Оля хотела принести из дома закуски, но Петр схватил ее за руку и силой усадил на место.
— Не спеши. У нас тут на дереве своя закуска растет.
Обернувшись, он вытащил из авоськи огурец, ткнул конец в солонку и протянул Алевтине.
— Ешь, тетка. Гибрид груши с огурцом, а пахнет кабаком. Ха-ха! — Он вдруг резко оборвал свой смех. — А вон и мать. А где Ибрагим? Ибрагим! Ибраги-им!
Он стал озираться по сторонам, притворившись, будто ищет кота.
Баба Галя, замерев на мгновение на крыльце с приложенной ко лбу козырьком ладонью, вдруг по-молодому резво сбежала по ступенькам.
— Батюшки, да у нас полон двор гостей! Сейчас я табуретки из летницы прихвачу.
Она свернула с тропинки к летней кухне.
Петр торопливо глотнул из стакана, поставил его на стол, потом отпихнул от себя.
— Ишь ты, из какой посуды водку хлещут, как пьяницы под магазином, — сказала подоспевшая с двумя табуретками баба Галя. — Сейчас хрустальные фужеры принесу.
— Да сядьте вы наконец, мать, что ли! — нарочито громко рявкнул Петр. — Хватит перед глазами мельтешить. И так сойдет. Не чужие мы вам.
Баба Галя послушно опустилась на табуретку и пристально посмотрела на Алевтину. Та заерзала под ее взглядом, стала расправлять складки своего крепдешинового в мелкий синий цветочек платья.

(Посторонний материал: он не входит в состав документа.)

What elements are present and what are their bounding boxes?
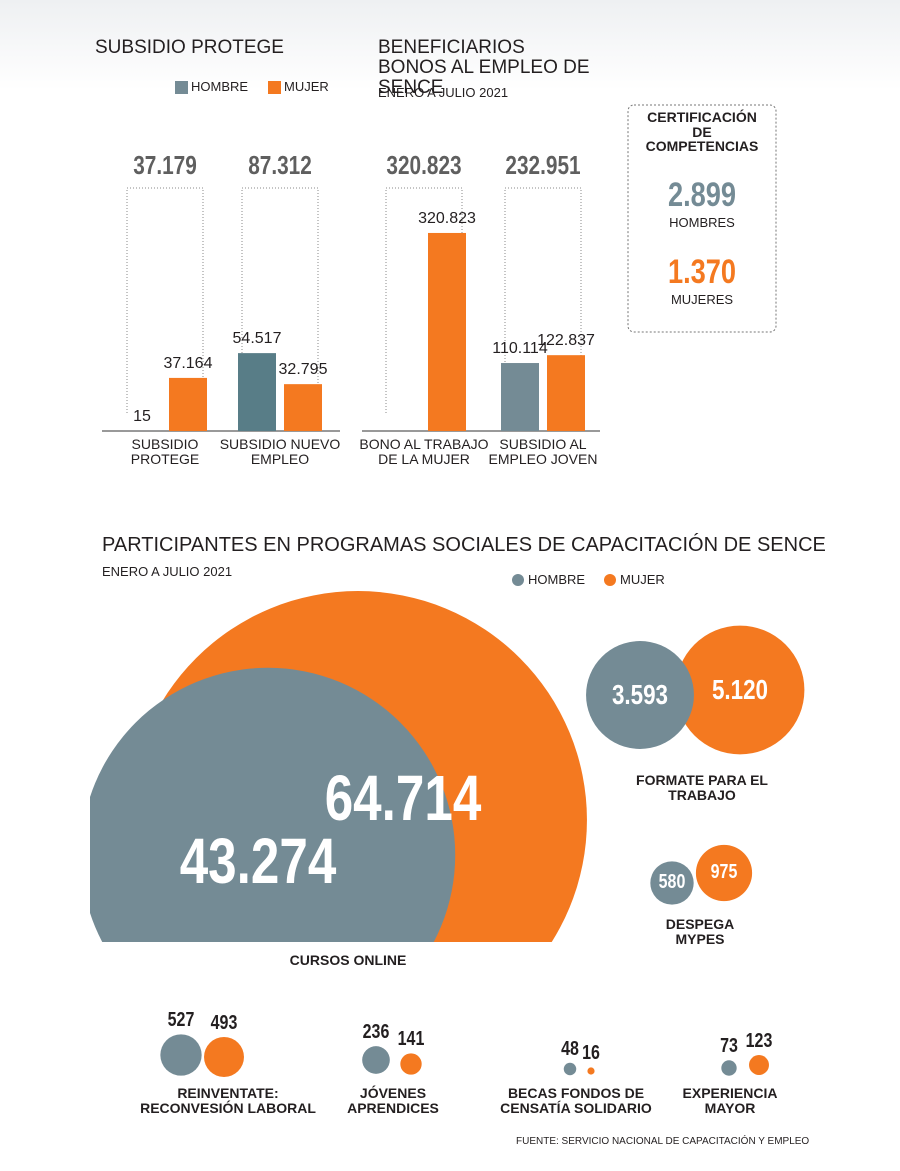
value-label: 527 [167, 1009, 195, 1032]
cert-box [627, 104, 777, 333]
value-label: 64.714 [324, 761, 482, 834]
x-tick-label: SUBSIDIO PROTEGE [130, 436, 200, 467]
value-label: 320.823 [418, 209, 476, 227]
value-label: 5.120 [711, 673, 769, 705]
bubble [160, 1034, 202, 1076]
value-label: 493 [210, 1012, 238, 1035]
value-label: 73 [720, 1035, 738, 1058]
category-label: BECAS FONDOS DE CENSATÍA SOLIDARIO [500, 1085, 652, 1116]
value-label: 110.114 [492, 340, 548, 358]
category-label: CURSOS ONLINE [289, 952, 407, 968]
category-label: REINVENTATE: RECONVESIÓN LABORAL [140, 1085, 316, 1116]
value-label: 43.274 [179, 824, 337, 897]
total-label: 87.312 [248, 150, 312, 180]
legend-label: HOMBRE [191, 79, 249, 94]
bar [169, 377, 207, 431]
total-label: 320.823 [386, 150, 462, 180]
legend-label: MUJER [620, 572, 665, 587]
bubble [586, 641, 694, 749]
value-label: 580 [658, 871, 686, 893]
value-label: 54.517 [232, 330, 282, 348]
bubble [650, 861, 694, 905]
value-label: 123 [745, 1030, 773, 1053]
source: FUENTE: SERVICIO NACIONAL DE CAPACITACIÓ… [516, 1136, 810, 1147]
x-tick-label: BONO AL TRABAJO DE LA MUJER [359, 436, 489, 467]
bar [238, 353, 276, 431]
bubble [90, 667, 456, 942]
category-label: FORMATE PARA EL TRABAJO [636, 772, 768, 803]
chart-title: BENEFICIARIOS BONOS AL EMPLEO DE SENCE [378, 37, 590, 98]
legend-swatch [604, 574, 616, 586]
value-label: 3.593 [611, 678, 669, 710]
bubble [675, 625, 805, 755]
bubble [749, 1055, 769, 1075]
value-label: 32.795 [278, 361, 328, 379]
cert-value: 2.899 [667, 176, 737, 214]
value-label: 141 [397, 1028, 425, 1051]
value-label: 16 [582, 1042, 600, 1065]
bubble [563, 1062, 577, 1076]
legend-label: HOMBRE [528, 572, 586, 587]
bar [547, 355, 585, 431]
category-label: EXPERIENCIA MAYOR [682, 1085, 778, 1116]
bubble [721, 1060, 737, 1076]
legend-swatch [175, 81, 188, 94]
value-label: 37.164 [163, 354, 213, 372]
legend-label: MUJER [284, 79, 329, 94]
chart-title: PARTICIPANTES EN PROGRAMAS SOCIALES DE C… [102, 534, 826, 556]
value-label: 236 [362, 1021, 390, 1044]
value-label: 48 [561, 1037, 579, 1060]
x-tick-label: SUBSIDIO AL EMPLEO JOVEN [488, 436, 598, 467]
chart-subtitle: ENERO A JULIO 2021 [102, 564, 233, 579]
value-label: 122.837 [537, 332, 595, 350]
bubble [587, 1067, 595, 1075]
cert-label: HOMBRES [669, 215, 735, 230]
cert-value: 1.370 [667, 253, 737, 291]
legend-swatch [512, 574, 524, 586]
chart-title: SUBSIDIO PROTEGE [95, 37, 284, 58]
bubble [400, 1053, 422, 1075]
bar [428, 232, 466, 431]
value-label: 15 [133, 407, 151, 425]
value-label: 975 [710, 861, 738, 883]
cert-label: MUJERES [670, 292, 734, 307]
legend-swatch [268, 81, 281, 94]
cert-title: CERTIFICACIÓN DE COMPETENCIAS [645, 109, 759, 155]
bubble [204, 1037, 244, 1077]
bubble [695, 844, 753, 902]
bubble [362, 1046, 390, 1074]
bar [501, 363, 539, 431]
category-label: JÓVENES APRENDICES [347, 1085, 439, 1116]
x-tick-label: SUBSIDIO NUEVO EMPLEO [219, 436, 341, 467]
bar [284, 384, 322, 431]
chart-subtitle: ENERO A JULIO 2021 [378, 85, 509, 100]
total-label: 37.179 [133, 150, 197, 180]
total-label: 232.951 [505, 150, 581, 180]
category-label: DESPEGA MYPES [665, 916, 735, 947]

— А ты, Алевтина, вроде бы похудела, — отметила она таким тоном, будто они расстались только вчера. — И платье тебе очень к лицу. А вот волосы зря в рыжину выкрасила. Зря.
Алевтина покрылась от смущения малиновыми пятнами.
— Вы, мать, сразу же и критикуете, — вступился за жену Петр. — Давайте лучше глотнем по капельке.
— А что такого я сказала? Я ж ей все-таки не чужая.
Петр взглянул на мать. В этом взгляде были и признательность, и теплота, и что-то еще, понятное, наверное, лишь им двоим.
— Ну и крепкую же, гады, водку нынче гонют — так в глаза и шибает.
Поставив на стол пустую стопку, баба Галя долго вытирала кончиком платка глаза.
— А это потому, что я ее на солнышке согрел. Сорок градусов своих плюс двадцать с неба. Физику, мать, надо знать.
Откинувшись на спинку скамейки, Петр расхохотался.
— Гром, что ли, рыкает, — проснулась Егоровна. — Пойду-ка я домой, белье посымаю, не то дождиком намочит.
— Напугал бедную пенсионерку. — Алевтина коснулась пальцами щеки Петра. — Смотри, как вспотел. Еще просквозит на ветру. Накинул бы чего.
— Там на вешалке в передней китель старый висит. Сбегай, принеси мужу, — наказала баба Галя.
Алевтина пошла к дому.
— Ишь, небось и это платье сама пошила. Мастерица! — похвалила баба Галя, глядя ей вслед. — Пускай и мне халат скроит из того сатина, какой я за семечки взяла. Полька в прошлый раз проймы заузила — руки не подымешь. Такой богатый отрез испортила… А я ей крепдешин подарю в белый горошек. Помнишь, ты со своих курсов привез? — Она повернулась к сыну. — Для меня яркий сильно, а ей, молодой, как раз к лицу…
Оля вслушивалась в соловьиный хор. Ей вдруг показалось, что соловьи поют и для нее тоже.